Just weeks after stepping down as CEO, he’s reportedly listing his sprawling $55 million East Hampton home, just months after shelling out for it, the New York Post’s Jennifer Gould reported.
While it’s not clear how much the home is quietly being shopped for, Gould reported, it would be a loss for Foley and his wife just months after they closed on the mansion.
The four-acre oceanfront home was one of the biggest sales of the year in the ultrawealthy neighborhood of Long Island, N.Y.’s east end. Foley and his wife offered $2.5 million over the initial asking price in December.
Peloton, the at-home exercise equipment company Foley founded in 2012, was one of the biggest casualties of the stock correction this January that edged into bear market territory. It turns out people are going back to gyms, and Peloton’s stock is down almost 80% from its December 2020 peak.
Last month, Foley, 51, officially stepped down as CEO of the company and moved into a new role as executive chairman, passing on the CEO title to former Spotify and Netflix CFO Barry McCarthy.

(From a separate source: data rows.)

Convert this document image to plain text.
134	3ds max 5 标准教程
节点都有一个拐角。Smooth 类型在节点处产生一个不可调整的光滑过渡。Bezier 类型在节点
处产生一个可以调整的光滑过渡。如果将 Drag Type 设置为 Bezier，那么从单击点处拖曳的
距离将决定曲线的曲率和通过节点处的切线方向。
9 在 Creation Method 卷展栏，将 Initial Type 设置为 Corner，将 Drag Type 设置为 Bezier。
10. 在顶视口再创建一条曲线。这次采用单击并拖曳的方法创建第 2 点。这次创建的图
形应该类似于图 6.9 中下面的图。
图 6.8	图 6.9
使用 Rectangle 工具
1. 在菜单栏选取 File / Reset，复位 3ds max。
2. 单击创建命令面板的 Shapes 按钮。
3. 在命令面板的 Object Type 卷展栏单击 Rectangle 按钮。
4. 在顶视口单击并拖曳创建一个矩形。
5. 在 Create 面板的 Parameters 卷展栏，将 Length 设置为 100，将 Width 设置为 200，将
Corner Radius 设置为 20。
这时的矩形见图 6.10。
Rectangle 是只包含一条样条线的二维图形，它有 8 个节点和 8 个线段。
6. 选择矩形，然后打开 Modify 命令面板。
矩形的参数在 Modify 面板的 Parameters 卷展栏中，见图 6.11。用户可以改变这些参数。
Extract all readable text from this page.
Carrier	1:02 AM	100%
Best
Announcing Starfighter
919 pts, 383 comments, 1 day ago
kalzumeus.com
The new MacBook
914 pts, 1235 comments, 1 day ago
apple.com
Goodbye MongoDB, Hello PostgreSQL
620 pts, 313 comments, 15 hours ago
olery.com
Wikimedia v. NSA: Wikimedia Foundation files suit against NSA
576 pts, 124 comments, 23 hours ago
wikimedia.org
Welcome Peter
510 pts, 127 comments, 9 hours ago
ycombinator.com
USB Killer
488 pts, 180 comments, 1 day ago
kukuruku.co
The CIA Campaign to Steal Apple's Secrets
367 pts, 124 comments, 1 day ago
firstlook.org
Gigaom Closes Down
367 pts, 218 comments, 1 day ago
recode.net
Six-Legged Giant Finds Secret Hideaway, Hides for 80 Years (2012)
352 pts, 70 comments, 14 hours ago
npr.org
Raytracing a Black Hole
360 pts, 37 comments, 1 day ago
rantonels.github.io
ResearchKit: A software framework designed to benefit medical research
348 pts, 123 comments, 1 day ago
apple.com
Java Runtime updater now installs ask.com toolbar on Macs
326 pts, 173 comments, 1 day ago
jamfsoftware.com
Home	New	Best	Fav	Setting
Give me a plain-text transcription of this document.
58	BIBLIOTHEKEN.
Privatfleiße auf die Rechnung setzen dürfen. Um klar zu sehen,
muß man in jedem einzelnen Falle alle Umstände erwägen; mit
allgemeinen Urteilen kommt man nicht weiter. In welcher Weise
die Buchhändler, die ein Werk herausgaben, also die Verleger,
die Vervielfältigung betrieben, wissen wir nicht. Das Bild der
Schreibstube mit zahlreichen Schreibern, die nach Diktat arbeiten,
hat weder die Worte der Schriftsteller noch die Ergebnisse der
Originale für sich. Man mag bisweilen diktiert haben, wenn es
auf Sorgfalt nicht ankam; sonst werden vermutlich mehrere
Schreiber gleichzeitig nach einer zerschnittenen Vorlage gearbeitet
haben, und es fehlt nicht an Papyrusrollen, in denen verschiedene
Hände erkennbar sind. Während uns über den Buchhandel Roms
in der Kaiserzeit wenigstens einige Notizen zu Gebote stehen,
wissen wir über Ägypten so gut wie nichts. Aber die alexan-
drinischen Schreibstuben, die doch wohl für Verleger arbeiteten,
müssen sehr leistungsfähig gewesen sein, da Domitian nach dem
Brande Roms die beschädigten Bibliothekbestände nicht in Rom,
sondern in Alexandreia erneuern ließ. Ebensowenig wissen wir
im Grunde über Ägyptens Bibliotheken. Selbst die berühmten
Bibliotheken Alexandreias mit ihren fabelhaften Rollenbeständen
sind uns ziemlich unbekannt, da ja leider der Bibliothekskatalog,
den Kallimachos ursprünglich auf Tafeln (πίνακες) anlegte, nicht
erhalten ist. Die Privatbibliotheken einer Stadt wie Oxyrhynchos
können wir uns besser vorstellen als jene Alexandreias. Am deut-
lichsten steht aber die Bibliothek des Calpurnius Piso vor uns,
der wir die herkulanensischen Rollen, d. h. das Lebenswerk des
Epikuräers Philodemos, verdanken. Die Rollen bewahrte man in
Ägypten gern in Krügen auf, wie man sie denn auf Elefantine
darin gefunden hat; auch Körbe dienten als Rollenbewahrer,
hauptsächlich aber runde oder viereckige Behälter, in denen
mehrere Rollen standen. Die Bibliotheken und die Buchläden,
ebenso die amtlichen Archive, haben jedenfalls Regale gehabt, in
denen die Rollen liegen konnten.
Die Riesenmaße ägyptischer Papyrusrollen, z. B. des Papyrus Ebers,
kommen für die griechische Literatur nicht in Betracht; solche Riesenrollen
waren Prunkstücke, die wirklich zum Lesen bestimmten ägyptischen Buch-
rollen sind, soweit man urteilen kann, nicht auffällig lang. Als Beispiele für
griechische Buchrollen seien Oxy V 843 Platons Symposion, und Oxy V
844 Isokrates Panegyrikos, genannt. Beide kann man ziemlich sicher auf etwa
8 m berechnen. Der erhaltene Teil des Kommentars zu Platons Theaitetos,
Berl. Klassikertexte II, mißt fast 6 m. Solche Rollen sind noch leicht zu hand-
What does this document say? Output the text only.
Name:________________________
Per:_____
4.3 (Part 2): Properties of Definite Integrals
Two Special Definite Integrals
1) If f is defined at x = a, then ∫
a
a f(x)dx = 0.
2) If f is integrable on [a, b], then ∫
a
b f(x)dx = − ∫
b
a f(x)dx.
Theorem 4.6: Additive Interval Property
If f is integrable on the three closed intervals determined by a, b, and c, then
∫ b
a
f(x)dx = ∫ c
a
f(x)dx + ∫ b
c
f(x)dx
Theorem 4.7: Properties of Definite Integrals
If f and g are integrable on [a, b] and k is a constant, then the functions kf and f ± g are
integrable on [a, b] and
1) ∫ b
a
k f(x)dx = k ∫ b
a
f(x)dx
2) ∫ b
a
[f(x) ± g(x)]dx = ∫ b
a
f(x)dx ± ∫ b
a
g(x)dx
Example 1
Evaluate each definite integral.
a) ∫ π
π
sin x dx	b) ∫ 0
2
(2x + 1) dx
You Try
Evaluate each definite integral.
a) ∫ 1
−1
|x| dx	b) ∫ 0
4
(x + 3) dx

Foley stepped down after months of bad press—including a recall of Peloton treadmills, layoffs for 20% of its workforce, and a failed celebrity partnership with Chris Noth, the Sex and the City actor who was accused of sexual assault by multiple women. The Noth ad was itself an attempt to counter a brutal depiction of his character suffering a fatal accident while working out from home on a Peloton in a recent episode on HBO Max.
It all has contributed to Peloton’s consistent post-lockdown financial woes. In its most recent quarter, the company reported a $439 million loss and abandoned plans to build its own manufacturing plant in Ohio.
Earlier this week, it was revealed in regulatory filings that Foley had sold almost 2 million shares in Peloton, worth roughly $50 million, to billionaire Michael Dell’s firm, MSD Partners, according to a regulatory filing.
“This decision to exercise some stock options and sell those underlying shares in a private sale to MSD Partners was John’s decision, based on his own financial planning,” Peloton said in a statement yesterday.
Reports last month suggest Peloton is attracting interest from several high-profile potential buyers, including Amazon and Nike, though any talk of acquisition is purely speculative at this point.
Neither Foley nor Peloton immediately responded to Fortune’s request for comment.